At the Cu Chi Tunnels, hundreds — maybe thousands — of tourists show up each day to marvel at the tiny hidden entrances that lead to more than 200 kilometers (125 miles) of underground tunnels around Saigon. Tunnels that people not only hid and fought in, but tunnels that they actually LIVED in for years. The tourists laugh at one another trying to squeeze into these tunnels; snap some photos and maybe pay money to shoot a machine gun.
They listen to the presentation about the booby traps, and then watch an old newsreel video showing Viet Cong soldiers shooting guns and receiving awards for being “American Killer Heroes” before being herded back out the front gates.
This was the point where I found myself conflicted.
On the one hand, war is war. People kill one another and are awarded medals and honors for it. I realize that. Politicians in my own country run on platforms built around the fact that they are “war heroes.” It should not have been a shock that it's the same in Vietnam.

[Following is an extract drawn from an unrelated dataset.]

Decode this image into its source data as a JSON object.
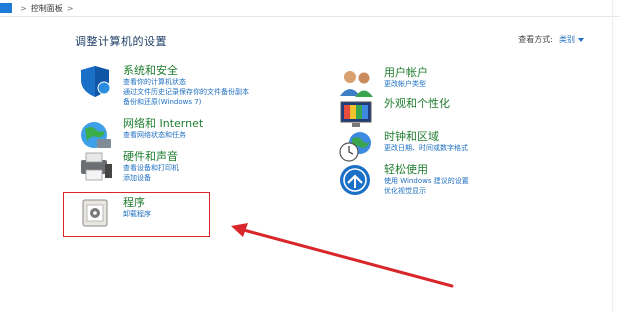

On the other hand, being confronted by something bad that your country did in the past and then being asked to feel guilty about it… that is something else entirely. It's true that it's not always pleasant to be presented with unfortunate or uncomfortable truths. But, mostly thanks to our tour guide, I almost felt under attack by the time I left the Cu Chi Tunnels, despite the fact that I was not even alive when the U.S. went to war in Vietnam. If I had been, I certainly would not have supported it.
The next day we visited the War Remnants Museum in Saigon — a museum containing a good deal of one-sided, anti-American propaganda.
Even though there WAS a small section on protests against the war in the U.S., again, I felt as though the popular tourist attraction was begging for me to claim some sort of responsibility as an American. To walk through the rooms of disturbing photos (which comprise the majority of the museum) and feel guilty about them.
On the one hand, I suppose this is fair. The U.S. really has never apologized for what it did in Vietnam (or in Laos or Cambodia — in fact, the government is still unwilling to admit that we did ANYthing in some of these places). It is fair to want to place blame and demand that guilt be felt. After all, I would probably feel the same way if the roles had been reversed and it was MY country being invaded and bombed and poisoned like Vietnam was.
But I'm not sure that these one-sided tourist attractions are the way to ask for that responsibility to be claimed.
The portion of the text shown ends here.